"I) Dostoïevski
avait écrit : "Si Dieu n'existait pas, tout serait
permis." C'est là le point de départ de l'existentialisme.
En effet, tout est permis si Dieu n'existe pas, et par conséquent
l'homme est délaissé, parce qu'il ne trouve ni en lui, ni hors
de lui, une possibilité de s'accrocher. Il ne trouve d'abord pas
d'excuses. Si, en effet, l'existence précède l'essence, on ne
pourra jamais l'expliquer par référence à une nature humaine
donnée et figée ; autrement dit, il n'y a pas de déterminisme,
l'homme est libre, l'homme est liberté. Si d'autre part, Dieu
n'existe pas, nous ne trouvons pas en face de nous des valeurs ou
des ordres qui légitimeront notre conduite. Ainsi, nous n'avons
ni derrière nous ni devant nous, dans le domaine lumineux des
valeurs, des justifications ou des excuses. Nous sommes seuls,
sans excuses. C'est ce que j'exprimerai en disant que l'homme est
condamne a être libre.
II) Si j'ai supprimé Dieu le père, il faut bien quelqu'un pour
inventer les valeurs. Il faut prendre les choses comme elles sont.
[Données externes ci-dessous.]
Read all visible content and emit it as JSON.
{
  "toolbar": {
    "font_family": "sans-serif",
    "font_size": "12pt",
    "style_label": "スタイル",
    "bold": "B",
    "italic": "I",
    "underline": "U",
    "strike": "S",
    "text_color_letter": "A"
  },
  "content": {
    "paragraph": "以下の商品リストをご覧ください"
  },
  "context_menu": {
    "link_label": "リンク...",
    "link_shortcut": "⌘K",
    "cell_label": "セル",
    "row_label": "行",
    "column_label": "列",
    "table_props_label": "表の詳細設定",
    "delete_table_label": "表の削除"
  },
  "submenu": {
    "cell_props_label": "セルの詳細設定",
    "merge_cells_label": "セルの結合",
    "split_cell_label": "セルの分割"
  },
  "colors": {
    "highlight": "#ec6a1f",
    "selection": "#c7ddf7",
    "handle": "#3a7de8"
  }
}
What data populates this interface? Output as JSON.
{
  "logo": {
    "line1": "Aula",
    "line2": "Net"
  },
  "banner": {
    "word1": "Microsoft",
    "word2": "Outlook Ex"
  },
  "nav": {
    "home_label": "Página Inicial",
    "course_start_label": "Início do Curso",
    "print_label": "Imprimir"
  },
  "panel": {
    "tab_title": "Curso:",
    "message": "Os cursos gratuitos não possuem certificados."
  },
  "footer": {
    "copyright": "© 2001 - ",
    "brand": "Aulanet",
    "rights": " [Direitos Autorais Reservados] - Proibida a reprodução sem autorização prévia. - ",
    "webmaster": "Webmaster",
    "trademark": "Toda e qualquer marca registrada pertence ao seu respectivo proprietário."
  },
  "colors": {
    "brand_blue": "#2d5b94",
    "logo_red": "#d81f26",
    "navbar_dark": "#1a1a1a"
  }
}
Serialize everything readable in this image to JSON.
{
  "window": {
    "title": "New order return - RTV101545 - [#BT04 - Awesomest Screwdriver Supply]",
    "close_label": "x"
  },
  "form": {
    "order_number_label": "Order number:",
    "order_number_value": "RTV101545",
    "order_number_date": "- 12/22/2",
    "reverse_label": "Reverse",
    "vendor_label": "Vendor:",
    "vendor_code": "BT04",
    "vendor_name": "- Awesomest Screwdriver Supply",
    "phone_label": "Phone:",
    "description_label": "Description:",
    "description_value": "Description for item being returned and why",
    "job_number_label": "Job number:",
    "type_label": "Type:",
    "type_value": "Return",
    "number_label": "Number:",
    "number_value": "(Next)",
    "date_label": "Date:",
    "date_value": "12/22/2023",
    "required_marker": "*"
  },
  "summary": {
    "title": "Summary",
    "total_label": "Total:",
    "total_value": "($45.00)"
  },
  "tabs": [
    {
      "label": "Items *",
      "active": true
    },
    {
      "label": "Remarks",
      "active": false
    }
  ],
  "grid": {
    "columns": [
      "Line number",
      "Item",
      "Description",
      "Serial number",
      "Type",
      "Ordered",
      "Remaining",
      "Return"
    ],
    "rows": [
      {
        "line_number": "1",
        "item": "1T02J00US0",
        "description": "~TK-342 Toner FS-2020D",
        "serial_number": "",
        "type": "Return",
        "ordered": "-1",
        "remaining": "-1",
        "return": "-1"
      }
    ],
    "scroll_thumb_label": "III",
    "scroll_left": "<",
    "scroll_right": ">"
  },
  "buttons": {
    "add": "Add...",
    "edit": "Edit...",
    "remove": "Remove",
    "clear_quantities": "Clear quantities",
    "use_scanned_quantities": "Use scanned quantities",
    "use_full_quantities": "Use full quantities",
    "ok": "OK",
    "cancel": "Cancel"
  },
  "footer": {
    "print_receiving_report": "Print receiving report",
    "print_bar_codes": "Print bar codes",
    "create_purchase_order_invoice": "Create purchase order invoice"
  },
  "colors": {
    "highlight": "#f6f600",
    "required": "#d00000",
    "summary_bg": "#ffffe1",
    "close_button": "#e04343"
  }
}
Et par ailleurs, dire que nous inventons les valeurs ne signifie
pas autre chose que ceci : la vie n'a pas de sens, a priori. Avant
que vous ne viviez, la vie, elle, n'est rien, mais c'est à vous
de lui donner un sens, et la valeur n'est pas autre chose que ce
sens que vous choisissez."
Sartre
=======================
= Ne vous
découragez pas: vous pouvez très bien comprendre ce texte
à condition de commencer par connaître le sens des termes
employés.
Par exemple: j'écris avec un stylo: ce serait ridicule de
dire que le stylo écrit tout seul, qu'il se met à courir
sur la page blanche comme s'il avait des projets, comme s'il
était libre. C'est que le stylo a été fabriqué,
qu'il a une essence qui le détermine: je ne peux pas en
faire un marteau ...
Pour l'homme, ce n'est pas le cas: il se construit librement
en fonction de ses projets, comme si son existence était
première: la liberté c'est le propre de l'homme.
Essayons de
mieux comprendre:
Le propre, ce qui est propre à l'homme, ce qui lui
appartient, ce qui le caractérise par rapport à ce qui
n'est pas lui.
Un homme sera celui qui par ses diverses actions se
singularisera et deviendra unique.
Ce qui le fait un, ce ne sont pas les causes et les limites,
c'est la manière dont il les reprend (par exemple dans la
culture physique). C'est en ce sens que pour un homme il ne
peut y avoir de différence entre exister et se choisir en
choisissant. Un homme est celui qui aura ouvert un monde
qu'il justifiera par son existence
d'être raisonnable sensiblement affecté. Autrement dit par
ce que l'existence communique à une essence
donnée. Cette essence le
limite à n'être que l'existence de celui-ci, d'un homme.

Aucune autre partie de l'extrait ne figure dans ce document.